Above) Alternate areas have been colored in to show the pentagon star is inherent to the combing of the 3-6 and 4-8. There are a great variety of intersections and shapes for reforming the square where the center of the hexagon can appear at any location in the square area on any scale. First there are pattern directives, then forming of branches that generate information with which to design. Symmetry seems to be the constant where discernable or not.




Above) The same folding of the hexagon using the regularity of the square shape as directive for the folding. This is more inline with traditional symmetry of polygon alignment.


That first fold shows coded information is activated by proportional folding which determines different symmetries.

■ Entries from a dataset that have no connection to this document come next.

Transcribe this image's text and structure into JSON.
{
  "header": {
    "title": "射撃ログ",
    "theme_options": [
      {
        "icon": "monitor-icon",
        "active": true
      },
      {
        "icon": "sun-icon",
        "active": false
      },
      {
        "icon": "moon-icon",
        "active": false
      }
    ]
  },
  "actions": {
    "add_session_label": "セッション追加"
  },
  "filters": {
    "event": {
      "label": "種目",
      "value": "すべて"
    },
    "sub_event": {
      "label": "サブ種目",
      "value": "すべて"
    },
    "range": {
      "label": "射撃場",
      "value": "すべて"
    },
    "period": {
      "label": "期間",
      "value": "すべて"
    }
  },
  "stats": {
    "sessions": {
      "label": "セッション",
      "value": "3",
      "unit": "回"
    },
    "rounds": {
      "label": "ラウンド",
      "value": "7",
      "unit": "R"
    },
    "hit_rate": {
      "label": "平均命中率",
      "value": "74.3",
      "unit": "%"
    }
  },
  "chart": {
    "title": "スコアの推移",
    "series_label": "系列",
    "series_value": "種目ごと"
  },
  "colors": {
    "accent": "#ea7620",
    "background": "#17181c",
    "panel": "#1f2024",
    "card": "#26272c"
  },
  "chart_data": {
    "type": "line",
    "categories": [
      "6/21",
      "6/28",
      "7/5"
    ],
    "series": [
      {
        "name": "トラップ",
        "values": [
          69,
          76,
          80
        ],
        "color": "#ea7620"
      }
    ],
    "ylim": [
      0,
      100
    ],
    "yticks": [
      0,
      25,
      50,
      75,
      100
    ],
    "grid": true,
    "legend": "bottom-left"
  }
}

I call this information geocoding for lack of something more descriptive. It happens without construction or formulas. We do not think about geometric shapes as being coding devises for structural development. The folded ratio of 1:2 is structural; two quantities without separation is a set of three. The number 3 is structure coded into the first fold and with consistent development assures structural regeneration. Each of 3, 4, and 5 are further coded to branch into different matrices. Three, four, and five add up to twelve; another form of 1 and 2 or set of 3. Being first this primary code is core to all folding that follows revealing the geometry observed in nature and imbedded in the abstracted symbols we used mathematically. Geometry is as much a coding devise for spatial development of complex systems as it is a tool for proving abstract mathematical concepts.

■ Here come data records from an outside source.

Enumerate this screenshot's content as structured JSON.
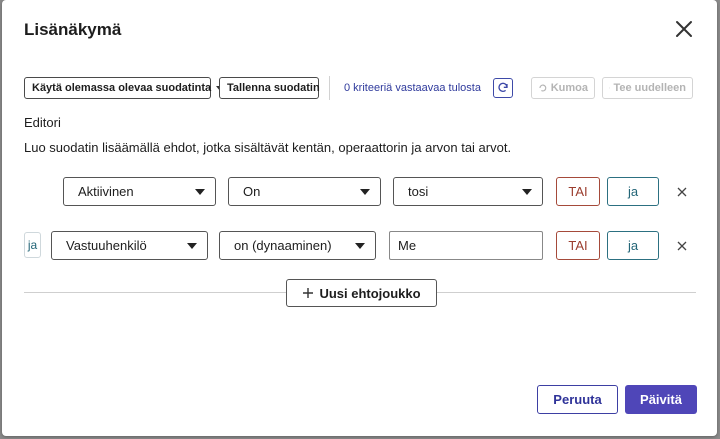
{
  "dialog": {
    "title": "Lisänäkymä",
    "close_icon": "close-icon"
  },
  "toolbar": {
    "use_filter_label": "Käytä olemassa olevaa suodatinta",
    "save_filter_label": "Tallenna suodatin",
    "match_count_text": "0 kriteeriä vastaavaa tulosta",
    "refresh_icon": "refresh-icon",
    "undo_label": "Kumoa",
    "redo_label": "Tee uudelleen"
  },
  "editor": {
    "label": "Editori",
    "instructions": "Luo suodatin lisäämällä ehdot, jotka sisältävät kentän, operaattorin ja arvon tai arvot."
  },
  "conditions": [
    {
      "join": "",
      "field": "Aktiivinen",
      "operator": "On",
      "value": "tosi",
      "value_type": "select",
      "or_label": "TAI",
      "and_label": "ja"
    },
    {
      "join": "ja",
      "field": "Vastuuhenkilö",
      "operator": "on (dynaaminen)",
      "value": "Me",
      "value_type": "input",
      "or_label": "TAI",
      "and_label": "ja"
    }
  ],
  "new_group_label": "Uusi ehtojoukko",
  "footer": {
    "cancel_label": "Peruuta",
    "update_label": "Päivitä"
  },
  "colors": {
    "primary": "#4f46b8",
    "link": "#2f3a9c",
    "or_button": "#9b3d2e",
    "and_button": "#236577"
  }
}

We do not think of basic shapes as coding devises that generate complex geometries because of a traditional position about 2-D construction with emphasis on product. Geocoded information is important to the development of technology just as it is in the geometry which cannot be separated from the instructive information inherent to shapes that make up the forms and systems of the physical and biological world.

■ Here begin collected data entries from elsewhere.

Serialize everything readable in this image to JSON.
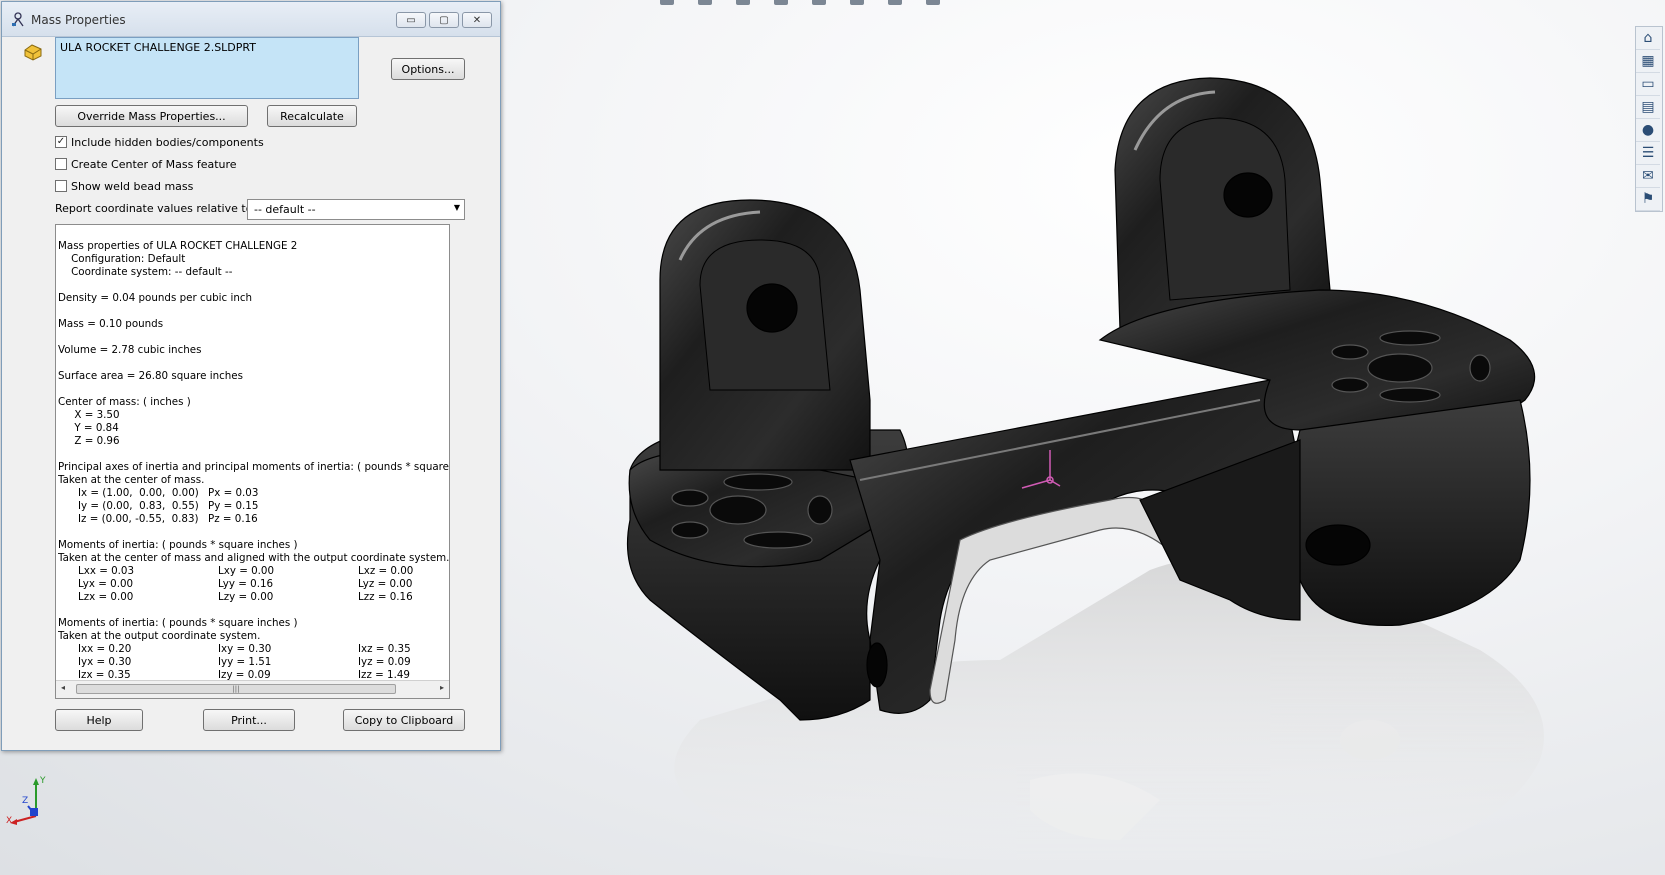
{
  "window": {
    "title": "Mass Properties",
    "buttons": {
      "minimize": "▭",
      "restore": "▢",
      "close": "✕"
    }
  },
  "selection": {
    "items": [
      "ULA ROCKET CHALLENGE 2.SLDPRT"
    ]
  },
  "buttons": {
    "options": "Options...",
    "override": "Override Mass Properties...",
    "recalculate": "Recalculate",
    "help": "Help",
    "print": "Print...",
    "copy": "Copy to Clipboard"
  },
  "checkboxes": [
    {
      "label": "Include hidden bodies/components",
      "checked": true
    },
    {
      "label": "Create Center of Mass feature",
      "checked": false
    },
    {
      "label": "Show weld bead mass",
      "checked": false
    }
  ],
  "coordinate": {
    "label": "Report coordinate values relative to:",
    "value": "-- default --"
  },
  "report": {
    "header": "Mass properties of ULA ROCKET CHALLENGE 2",
    "configuration": "    Configuration: Default",
    "coordinate_system": "    Coordinate system: -- default --",
    "density": "Density = 0.04 pounds per cubic inch",
    "mass": "Mass = 0.10 pounds",
    "volume": "Volume = 2.78 cubic inches",
    "surface_area": "Surface area = 26.80 square inches",
    "com_title": "Center of mass: ( inches )",
    "com_x": "     X = 3.50",
    "com_y": "     Y = 0.84",
    "com_z": "     Z = 0.96",
    "principal_title": "Principal axes of inertia and principal moments of inertia: ( pounds * square",
    "principal_sub": "Taken at the center of mass.",
    "principal_rows": [
      [
        "Ix = (1.00,  0.00,  0.00)",
        "Px = 0.03"
      ],
      [
        "Iy = (0.00,  0.83,  0.55)",
        "Py = 0.15"
      ],
      [
        "Iz = (0.00, -0.55,  0.83)",
        "Pz = 0.16"
      ]
    ],
    "moi_com_title": "Moments of inertia: ( pounds * square inches )",
    "moi_com_sub": "Taken at the center of mass and aligned with the output coordinate system.",
    "moi_com_rows": [
      [
        "Lxx = 0.03",
        "Lxy = 0.00",
        "Lxz = 0.00"
      ],
      [
        "Lyx = 0.00",
        "Lyy = 0.16",
        "Lyz = 0.00"
      ],
      [
        "Lzx = 0.00",
        "Lzy = 0.00",
        "Lzz = 0.16"
      ]
    ],
    "moi_out_title": "Moments of inertia: ( pounds * square inches )",
    "moi_out_sub": "Taken at the output coordinate system.",
    "moi_out_rows": [
      [
        "Ixx = 0.20",
        "Ixy = 0.30",
        "Ixz = 0.35"
      ],
      [
        "Iyx = 0.30",
        "Iyy = 1.51",
        "Iyz = 0.09"
      ],
      [
        "Izx = 0.35",
        "Izy = 0.09",
        "Izz = 1.49"
      ]
    ]
  },
  "scrollbar": {
    "left": "◂",
    "right": "▸",
    "grip": "|||"
  },
  "triad": {
    "x": "X",
    "y": "Y",
    "z": "Z"
  },
  "colors": {
    "model": "#1b1b1b",
    "selection_bg": "#c5e4f7",
    "axis_x": "#cc2222",
    "axis_y": "#2a9a2a",
    "axis_z": "#2244cc"
  },
  "right_toolbar_icons": [
    "home-icon",
    "3d-view-icon",
    "folder-icon",
    "design-library-icon",
    "appearance-icon",
    "properties-icon",
    "forum-icon",
    "view-palette-icon"
  ]
}
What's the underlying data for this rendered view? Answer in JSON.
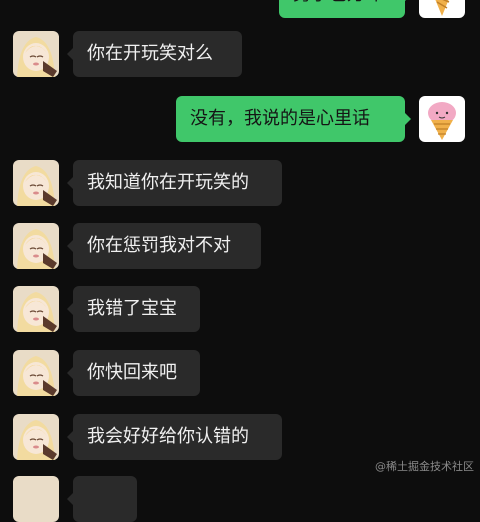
{
  "messages": [
    {
      "side": "out",
      "text": "男子也万咔"
    },
    {
      "side": "in",
      "text": "你在开玩笑对么"
    },
    {
      "side": "out",
      "text": "没有，我说的是心里话"
    },
    {
      "side": "in",
      "text": "我知道你在开玩笑的"
    },
    {
      "side": "in",
      "text": "你在惩罚我对不对"
    },
    {
      "side": "in",
      "text": "我错了宝宝"
    },
    {
      "side": "in",
      "text": "你快回来吧"
    },
    {
      "side": "in",
      "text": "我会好好给你认错的"
    }
  ],
  "watermark": "@稀土掘金技术社区",
  "avatars": {
    "partner": "anime-girl-avatar",
    "self": "ice-cream-avatar"
  }
}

While I get excited about the product potential in folding circles, it is the information that it generates and the consistency of development that holds my attention. So here again, as twenty-five years ago, I look at the circle and ask, what it is? Why does it reveal what other shapes can not, yet contains information for all other shapes? How does it easily generate much that we have learned to construct? Why don’t children fold circles? Why isn’t folding circles part of our curriculum? Have we missed some crucial aspect of the circle by only drawing pictures of it? Has Euclid’s influence limited us? Is it because the idea of the circle is a symbol for nothing, where zero prevents us from seeing anything there? Maybe because of how we have defined the circle? I guess it all has something to do with why we continue to ignore folding circles.